Based on this evidence, I’m not persuaded the Appellant’s employer didn’t approve any exemption requests. The Appellant could only say she thought this might have happened based on what others in her WhatsApp group said, not that she knew for sure it had happened to all employees. She also couldn’t provide any evidence besides what she said. So, I don’t give this argument much weight here.

Additionally, I acknowledge the Appellant feels her religious exemption request should have been approved and she shouldn’t have had to get vaccinated because she worked from home full-time.

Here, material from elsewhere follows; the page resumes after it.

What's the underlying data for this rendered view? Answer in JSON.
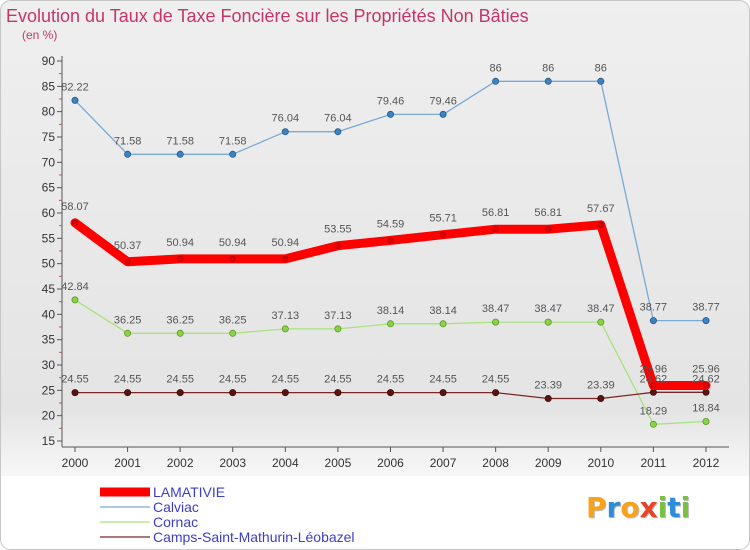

But I find these arguments aren’t relevant here either. As noted above, the Act and the Court say I must focus on the Appellant’s actions, not the employer’s, when analyzing misconduct.Footnote 8

[24] The General Division was barred from considering what her employer did or didn’t do. Instead, the General Division was required to focus on the Claimant’s behaviour and whether that behaviour amounted to misconduct as defined by the EI Act and related case law.

Conclusion

[25] For the above reasons, I am not satisfied that this appeal has a reasonable chance of success. Permission to appeal is therefore refused. That means the appeal will not proceed.